Je ne sais pas vous, mais pour ma part je commence à être gavé par le marronnier des médias, chaque nouveau jour apportant sa dose de scandales sexuels, des affaires de pédophilie aux histoires de viol et de harcèlement.
Bien sûr voir des fauves démasqués, trop longtemps protégés par leur pouvoir ou leur statut social, est très important, encore faut-il ne pas tout mettre dans le même panier, sinon dire à une copine qu’elle est jolie nécessitera bientôt un avertissement préalable « ceci n’est pas du harcèlement », et le père Noël s’il est prudent devra refuser toute photo le montrant avec un enfant sur les genoux…
Un parfum « d’ordre moral » imprègne l’atmosphère de façon assez désagréable, reflet pâlot certes mais malgré tout peu engageant des jougs impitoyables faussement moralistes des pays totalitaires passés ou présents. La porte ouverte à la mythomanie ou à des interprétations plus ou moins paranoïaques comme celle que j’ai tenté d’illustrer dans cette nouvelle.
JARDIN PUBLIC
Les commères ne prennent pas de retraite. Quand cette petite dame sèche et énergique comme une souche de vigne a déboulé dans mon bureau en humant l'air à la manière des hamsters et en piochant des notes dans son sac à main, j'ai compris que j'en aurais pour un bout de temps...
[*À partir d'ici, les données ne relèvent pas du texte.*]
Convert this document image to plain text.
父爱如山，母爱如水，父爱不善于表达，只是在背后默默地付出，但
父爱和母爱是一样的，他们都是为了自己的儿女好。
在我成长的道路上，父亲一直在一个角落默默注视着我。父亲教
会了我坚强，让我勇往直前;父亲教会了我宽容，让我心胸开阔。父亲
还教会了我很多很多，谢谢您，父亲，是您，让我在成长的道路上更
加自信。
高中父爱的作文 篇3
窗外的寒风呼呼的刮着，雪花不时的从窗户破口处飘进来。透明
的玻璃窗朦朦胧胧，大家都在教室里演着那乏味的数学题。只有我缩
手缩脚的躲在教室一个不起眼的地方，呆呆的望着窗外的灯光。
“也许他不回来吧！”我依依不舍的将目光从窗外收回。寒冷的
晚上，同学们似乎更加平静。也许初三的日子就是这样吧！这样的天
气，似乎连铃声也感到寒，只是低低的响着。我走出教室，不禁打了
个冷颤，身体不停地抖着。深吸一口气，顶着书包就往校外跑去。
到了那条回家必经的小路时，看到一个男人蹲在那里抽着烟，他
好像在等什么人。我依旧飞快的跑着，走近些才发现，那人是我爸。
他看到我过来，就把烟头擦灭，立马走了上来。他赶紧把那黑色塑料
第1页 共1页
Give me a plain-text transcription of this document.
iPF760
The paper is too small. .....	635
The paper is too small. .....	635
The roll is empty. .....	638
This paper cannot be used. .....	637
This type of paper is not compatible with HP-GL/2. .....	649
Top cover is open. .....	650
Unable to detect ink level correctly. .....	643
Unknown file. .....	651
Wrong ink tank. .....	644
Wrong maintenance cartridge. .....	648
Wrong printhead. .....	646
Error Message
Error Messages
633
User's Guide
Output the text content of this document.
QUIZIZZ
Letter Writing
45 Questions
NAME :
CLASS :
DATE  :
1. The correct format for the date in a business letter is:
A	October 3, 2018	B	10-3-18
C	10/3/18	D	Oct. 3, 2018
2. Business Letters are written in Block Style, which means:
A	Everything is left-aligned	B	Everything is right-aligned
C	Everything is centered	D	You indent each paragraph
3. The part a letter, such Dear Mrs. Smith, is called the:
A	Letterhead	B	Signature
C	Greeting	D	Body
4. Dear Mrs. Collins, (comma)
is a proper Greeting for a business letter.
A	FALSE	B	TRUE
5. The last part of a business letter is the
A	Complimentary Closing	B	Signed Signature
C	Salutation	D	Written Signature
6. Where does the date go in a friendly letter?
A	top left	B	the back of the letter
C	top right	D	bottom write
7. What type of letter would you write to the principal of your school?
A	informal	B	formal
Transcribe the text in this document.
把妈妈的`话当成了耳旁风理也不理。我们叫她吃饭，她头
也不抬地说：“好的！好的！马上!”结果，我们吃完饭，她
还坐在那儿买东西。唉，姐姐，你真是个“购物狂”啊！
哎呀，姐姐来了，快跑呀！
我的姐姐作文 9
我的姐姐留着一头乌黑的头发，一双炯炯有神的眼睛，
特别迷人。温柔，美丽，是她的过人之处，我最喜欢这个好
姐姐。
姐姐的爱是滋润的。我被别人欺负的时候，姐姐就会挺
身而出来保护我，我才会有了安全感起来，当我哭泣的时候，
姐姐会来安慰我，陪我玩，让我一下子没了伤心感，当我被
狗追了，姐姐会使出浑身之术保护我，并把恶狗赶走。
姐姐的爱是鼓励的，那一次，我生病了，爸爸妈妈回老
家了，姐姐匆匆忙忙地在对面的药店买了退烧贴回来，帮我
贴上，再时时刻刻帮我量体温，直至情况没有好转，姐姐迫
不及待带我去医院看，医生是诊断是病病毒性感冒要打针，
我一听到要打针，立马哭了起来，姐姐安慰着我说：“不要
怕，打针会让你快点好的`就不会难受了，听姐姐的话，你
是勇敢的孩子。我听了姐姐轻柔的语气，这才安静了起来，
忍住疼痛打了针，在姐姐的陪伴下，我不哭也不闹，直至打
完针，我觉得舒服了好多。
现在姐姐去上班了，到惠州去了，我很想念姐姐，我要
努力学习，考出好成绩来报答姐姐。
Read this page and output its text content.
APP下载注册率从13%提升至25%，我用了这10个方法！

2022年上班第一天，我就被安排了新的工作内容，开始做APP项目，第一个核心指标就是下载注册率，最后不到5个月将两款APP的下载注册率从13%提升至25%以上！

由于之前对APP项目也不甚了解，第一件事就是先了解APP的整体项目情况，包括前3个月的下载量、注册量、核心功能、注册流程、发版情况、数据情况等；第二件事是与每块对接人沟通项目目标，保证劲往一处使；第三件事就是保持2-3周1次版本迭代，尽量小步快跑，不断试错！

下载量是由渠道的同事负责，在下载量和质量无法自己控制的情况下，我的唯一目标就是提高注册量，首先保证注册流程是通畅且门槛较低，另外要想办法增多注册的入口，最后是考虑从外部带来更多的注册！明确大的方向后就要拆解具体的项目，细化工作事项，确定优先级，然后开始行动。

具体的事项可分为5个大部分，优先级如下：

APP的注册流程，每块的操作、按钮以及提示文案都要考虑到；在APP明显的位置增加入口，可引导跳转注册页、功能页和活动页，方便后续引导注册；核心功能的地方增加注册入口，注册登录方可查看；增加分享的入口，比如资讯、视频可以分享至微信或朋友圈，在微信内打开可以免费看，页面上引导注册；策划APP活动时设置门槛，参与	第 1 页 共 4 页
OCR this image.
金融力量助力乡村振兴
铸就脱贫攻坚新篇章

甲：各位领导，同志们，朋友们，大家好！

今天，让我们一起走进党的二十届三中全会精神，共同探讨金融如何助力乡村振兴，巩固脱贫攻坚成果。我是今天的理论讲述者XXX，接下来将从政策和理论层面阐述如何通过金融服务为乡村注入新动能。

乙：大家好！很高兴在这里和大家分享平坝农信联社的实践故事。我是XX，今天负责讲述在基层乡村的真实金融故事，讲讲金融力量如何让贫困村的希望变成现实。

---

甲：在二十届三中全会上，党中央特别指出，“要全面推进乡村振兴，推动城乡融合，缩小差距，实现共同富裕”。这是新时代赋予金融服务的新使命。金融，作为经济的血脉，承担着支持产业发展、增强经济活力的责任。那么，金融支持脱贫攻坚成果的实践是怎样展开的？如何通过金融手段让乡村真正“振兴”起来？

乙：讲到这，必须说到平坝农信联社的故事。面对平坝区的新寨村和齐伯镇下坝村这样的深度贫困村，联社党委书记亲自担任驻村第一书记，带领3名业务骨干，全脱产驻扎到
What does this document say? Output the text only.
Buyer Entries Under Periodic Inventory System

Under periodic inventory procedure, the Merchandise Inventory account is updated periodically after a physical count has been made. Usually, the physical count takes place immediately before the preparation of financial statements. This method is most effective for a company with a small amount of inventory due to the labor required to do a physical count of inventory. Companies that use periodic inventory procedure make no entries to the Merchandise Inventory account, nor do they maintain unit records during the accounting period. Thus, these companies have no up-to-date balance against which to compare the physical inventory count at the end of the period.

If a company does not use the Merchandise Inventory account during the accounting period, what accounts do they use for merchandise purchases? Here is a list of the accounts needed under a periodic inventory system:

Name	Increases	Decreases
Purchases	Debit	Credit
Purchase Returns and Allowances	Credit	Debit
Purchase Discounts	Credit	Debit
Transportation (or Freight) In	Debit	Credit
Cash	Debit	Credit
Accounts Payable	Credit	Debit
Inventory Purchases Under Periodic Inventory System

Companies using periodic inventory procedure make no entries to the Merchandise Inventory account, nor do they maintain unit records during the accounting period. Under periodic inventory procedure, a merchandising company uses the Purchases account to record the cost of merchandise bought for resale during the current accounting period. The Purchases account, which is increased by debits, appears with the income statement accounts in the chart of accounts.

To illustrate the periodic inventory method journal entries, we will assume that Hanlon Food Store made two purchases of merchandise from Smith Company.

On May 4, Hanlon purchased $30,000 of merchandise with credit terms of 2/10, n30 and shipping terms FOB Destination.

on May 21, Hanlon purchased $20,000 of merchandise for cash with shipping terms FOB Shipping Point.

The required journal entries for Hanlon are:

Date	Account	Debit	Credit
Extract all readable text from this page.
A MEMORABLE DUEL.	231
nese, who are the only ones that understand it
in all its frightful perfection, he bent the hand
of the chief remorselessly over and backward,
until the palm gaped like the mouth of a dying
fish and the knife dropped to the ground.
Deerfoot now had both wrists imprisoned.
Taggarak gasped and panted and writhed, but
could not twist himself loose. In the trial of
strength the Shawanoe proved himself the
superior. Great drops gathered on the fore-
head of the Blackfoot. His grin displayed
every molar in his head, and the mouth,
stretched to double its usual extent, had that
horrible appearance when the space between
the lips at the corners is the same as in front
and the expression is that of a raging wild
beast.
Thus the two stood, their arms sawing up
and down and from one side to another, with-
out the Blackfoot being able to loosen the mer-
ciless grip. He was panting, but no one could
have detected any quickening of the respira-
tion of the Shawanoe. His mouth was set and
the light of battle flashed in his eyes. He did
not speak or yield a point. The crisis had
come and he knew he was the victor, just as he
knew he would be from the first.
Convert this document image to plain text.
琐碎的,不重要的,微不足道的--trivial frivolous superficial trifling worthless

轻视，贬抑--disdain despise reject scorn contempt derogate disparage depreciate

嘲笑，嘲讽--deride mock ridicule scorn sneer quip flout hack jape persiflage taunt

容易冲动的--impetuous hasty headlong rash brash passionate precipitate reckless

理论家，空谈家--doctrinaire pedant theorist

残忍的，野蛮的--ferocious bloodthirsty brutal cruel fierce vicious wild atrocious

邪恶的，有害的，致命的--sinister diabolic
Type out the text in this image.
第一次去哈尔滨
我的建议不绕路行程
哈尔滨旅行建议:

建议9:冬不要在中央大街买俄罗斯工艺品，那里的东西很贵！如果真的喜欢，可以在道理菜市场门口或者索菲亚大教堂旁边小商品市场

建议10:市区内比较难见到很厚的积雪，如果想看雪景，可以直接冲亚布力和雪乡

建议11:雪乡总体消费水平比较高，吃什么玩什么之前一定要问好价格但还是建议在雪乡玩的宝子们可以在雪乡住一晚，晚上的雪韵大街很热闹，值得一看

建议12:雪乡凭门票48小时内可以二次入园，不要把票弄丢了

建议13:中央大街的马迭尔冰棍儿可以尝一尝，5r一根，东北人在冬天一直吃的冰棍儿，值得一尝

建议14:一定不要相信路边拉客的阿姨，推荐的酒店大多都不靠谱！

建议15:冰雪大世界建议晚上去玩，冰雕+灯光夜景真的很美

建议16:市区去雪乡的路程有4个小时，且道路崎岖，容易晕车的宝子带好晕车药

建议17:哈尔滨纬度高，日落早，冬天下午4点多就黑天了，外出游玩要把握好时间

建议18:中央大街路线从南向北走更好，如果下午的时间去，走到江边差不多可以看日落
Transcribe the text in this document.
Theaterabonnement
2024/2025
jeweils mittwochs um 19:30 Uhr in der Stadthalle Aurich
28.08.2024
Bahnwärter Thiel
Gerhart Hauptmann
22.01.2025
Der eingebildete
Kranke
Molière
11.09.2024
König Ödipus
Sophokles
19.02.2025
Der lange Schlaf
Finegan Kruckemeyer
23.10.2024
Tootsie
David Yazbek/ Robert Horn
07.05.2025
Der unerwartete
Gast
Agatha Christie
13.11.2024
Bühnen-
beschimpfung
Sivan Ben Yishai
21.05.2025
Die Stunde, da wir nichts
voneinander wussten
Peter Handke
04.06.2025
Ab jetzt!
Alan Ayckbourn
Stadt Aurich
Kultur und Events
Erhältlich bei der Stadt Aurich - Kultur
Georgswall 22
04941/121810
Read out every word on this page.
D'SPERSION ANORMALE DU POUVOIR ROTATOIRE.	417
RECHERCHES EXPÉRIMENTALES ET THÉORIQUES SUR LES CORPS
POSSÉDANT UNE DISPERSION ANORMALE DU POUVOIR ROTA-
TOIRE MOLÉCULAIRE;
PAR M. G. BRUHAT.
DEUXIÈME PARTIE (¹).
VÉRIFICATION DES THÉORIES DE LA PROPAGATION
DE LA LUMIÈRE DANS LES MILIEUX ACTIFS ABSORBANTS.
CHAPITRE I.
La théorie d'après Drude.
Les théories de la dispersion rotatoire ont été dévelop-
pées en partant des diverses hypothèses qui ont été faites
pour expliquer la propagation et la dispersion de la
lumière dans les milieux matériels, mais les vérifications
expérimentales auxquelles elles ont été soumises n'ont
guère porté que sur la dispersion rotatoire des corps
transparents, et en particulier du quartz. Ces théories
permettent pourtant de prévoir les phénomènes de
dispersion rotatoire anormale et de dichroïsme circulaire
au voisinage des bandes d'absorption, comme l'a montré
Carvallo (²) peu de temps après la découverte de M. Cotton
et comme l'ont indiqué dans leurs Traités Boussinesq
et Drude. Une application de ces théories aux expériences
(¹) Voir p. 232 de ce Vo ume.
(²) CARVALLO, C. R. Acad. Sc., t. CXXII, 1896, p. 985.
L'histoire pourtant n'en valait pas la peine. Elle était même d'une simplicité enfantine. Seulement rien n'est jamais simple pour l'administration pénitentiaire dans ce genre de situation. Pensez ! mort d'un prisonnier au cours d'une permission exceptionnelle ! il fallait ouvrir le parapluie, et vite !
Cerise Berthelet-Garande m'a fait remarquer qu'au jour de sa naissance, il était rarissime et pour tout dire audacieux de proposer à l'état-civil un prénom aussi printanier, a jugé bon ensuite de me féliciter pour le papier peint de mon bureau, le même qu'elle avait conseillé en pure perte à sa petite fille, la plus grande, s'est assurée sans intermédiaire optique de mon identité et de la réalité de ma fonction d'inspecteur de police, pour finalement consentir à développer son témoignage avec une éloquence dont je me souhaite l'équivalent si j'atteins cet âge respecté:
- " Oui, inspecteur, j'étais bien dans le square Mayol à dix-huit heures le vingt-trois Septembre dernier, comme presque tous les jours car la poésie de cet endroit rend moins stupide le tricotage des pulls de mes arrière-petits enfants, lesquels à peu de chose près ont l'âge de la petite Céline... Mais pas, entre nous, inspecteur, sa beauté ni sa vivacité, hélas ! entre nous, n'est-ce pas, cela n'a rien à voir avec les sentiments...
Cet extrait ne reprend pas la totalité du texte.